Frèdelin Leroux fils
(L’Actualité langagière, volume 7, numéro 2, 2010, page 12)

En autant que je me rappelle, Mussolini
n’avait pas droit à nos prières1.

Il est amusant qu’une des premières sources de l’expression « en autant que » soit un auteur du nom de David2 : « Je n’ai voulu jusqu’à présent vous parler de moi… qu’en autant que cela a été indispensable pour vous mettre au fait des événements. » Et qu’un des derniers à la condamner soit un journaliste du même nom3. 170 ans plus tard…

Il existe des sources plus anciennes encore, mais comme il s’agit de traductions4 – que je ne suis pas parvenu à dater –, je vous les signale sous toute réserve : un texte du secrétaire d’État Egremont d’août 1763, une ordonnance du gouverneur James Murray de septembre 1764 et l’Acte constitutionnel de 1791. Dans le seul article XXXIII de cet Acte, la tournure revient trois fois : « excepté en autant qu’elles ont été expressément rappelées… par cet Acte, ou en autant qu’elles seront ou pourront ci-après… être rappelées ou variées par sa Majesté…, ou en autant qu’elles pourront être rappelées ».

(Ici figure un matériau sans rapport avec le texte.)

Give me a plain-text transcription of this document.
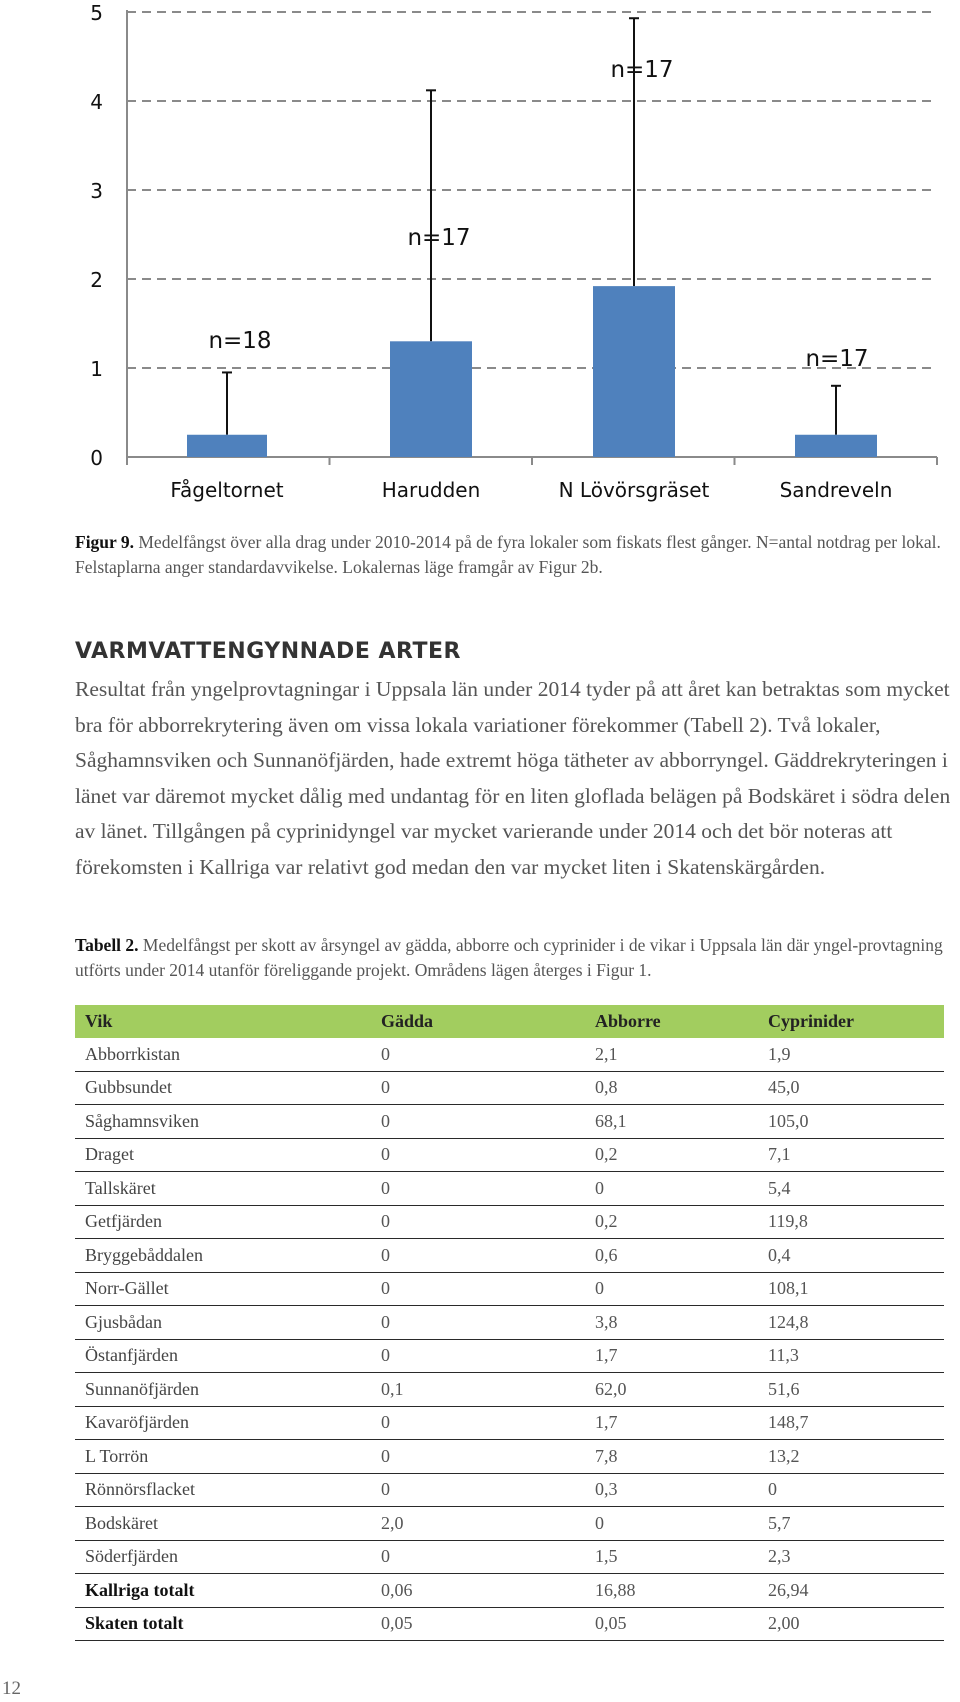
0
1
2
3
4
5
Fågeltornet
n=18
Harudden
n=17
N Lövörsgräset
n=17
Sandreveln
n=17
Figur 9. Medelfångst över alla drag under 2010-2014 på de fyra lokaler som fiskats flest gånger. N=antal notdrag per lokal. Felstaplarna anger standardavvikelse. Lokalernas läge framgår av Figur 2b.
VARMVATTENGYNNADE ARTER

Resultat från yngelprovtagningar i Uppsala län under 2014 tyder på att året kan betraktas som mycket bra för abborrekrytering även om vissa lokala variationer förekommer (Tabell 2). Två lokaler, Såghamnsviken och Sunnanöfjärden, hade extremt höga tätheter av abborryngel. Gäddrekryteringen i länet var däremot mycket dålig med undantag för en liten gloflada belägen på Bodskäret i södra delen av länet. Tillgången på cyprinidyngel var mycket varierande under 2014 och det bör noteras att förekomsten i Kallriga var relativt god medan den var mycket liten i Skatenskärgården.

Tabell 2. Medelfångst per skott av årsyngel av gädda, abborre och cyprinider i de vikar i Uppsala län där yngel-provtagning utförts under 2014 utanför föreliggande projekt. Områdens lägen återges i Figur 1.
Vik	Gädda	Abborre	Cyprinider
Abborrkistan	0	2,1	1,9
Gubbsundet	0	0,8	45,0
Såghamnsviken	0	68,1	105,0
Draget	0	0,2	7,1
Tallskäret	0	0	5,4
Getfjärden	0	0,2	119,8
Bryggebåddalen	0	0,6	0,4
Norr-Gället	0	0	108,1
Gjusbådan	0	3,8	124,8
Östanfjärden	0	1,7	11,3
Sunnanöfjärden	0,1	62,0	51,6
Kavaröfjärden	0	1,7	148,7
L Torrön	0	7,8	13,2
Rönnörsflacket	0	0,3	0
Bodskäret	2,0	0	5,7
Söderfjärden	0	1,5	2,3
Kallriga totalt	0,06	16,88	26,94
Skaten totalt	0,05	0,05	2,00
12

Moins de dix ans après la lettre du patriote Girouard citée par L.-O. David, le grand journaliste Étienne Parent5 l’emploie : « c’est ce que nous ne pouvons faire qu’en autant que nous aurons… ». Ainsi qu’un autre journaliste, dans un ouvrage historique6 : « le 4e article du traité de 1763 qui ne permettait pas aux Canadiens de jouir de leur religion comme sous le gouvernement français, mais en autant que le permettaient les lois anglaises ».

Cet usage devait être assez répandu à l’époque, puisque dès la fin du siècle, un premier défenseur de la langue prendra la peine de signaler qu’il n’est pas conforme à l’usage français. En 1896, Raoul Rinfret7 indique qu’il faut dire « en tant que » ou « pourvu que ». Moins de vingt ans plus tard, l’abbé Blanchard8 rappelle qu’« en tant que » est la bonne forme. Et l’année suivante, c’est au tour d’un collaborateur de la Société du parler français au Canada, le Sarcleur9, d’en faire autant.

Mais la leçon a été mal retenue, comme en témoignent ces exemples : « en autant que peuvent être stables les institutions humaines » (Errol Bouchette, 190110); « être avec la France en autant [sic] que le permettent nos devoirs envers l’Angleterre ». Le « [sic] » n’est pas de moi, mais de quelqu’un qui, lui, avait retenu la leçon11. Dans un ouvrage sur lord Durham, Léo-Paul Desrosiers12 cite une dépêche avec plusieurs occurrences : « en autant qu’ils oublient… les principes du droit chrétien, en autant qu’ils sont inspirés par…, en autant qu’une telle conformité est compatible avec les différences ». La traduction est vraisemblablement de Desrosiers.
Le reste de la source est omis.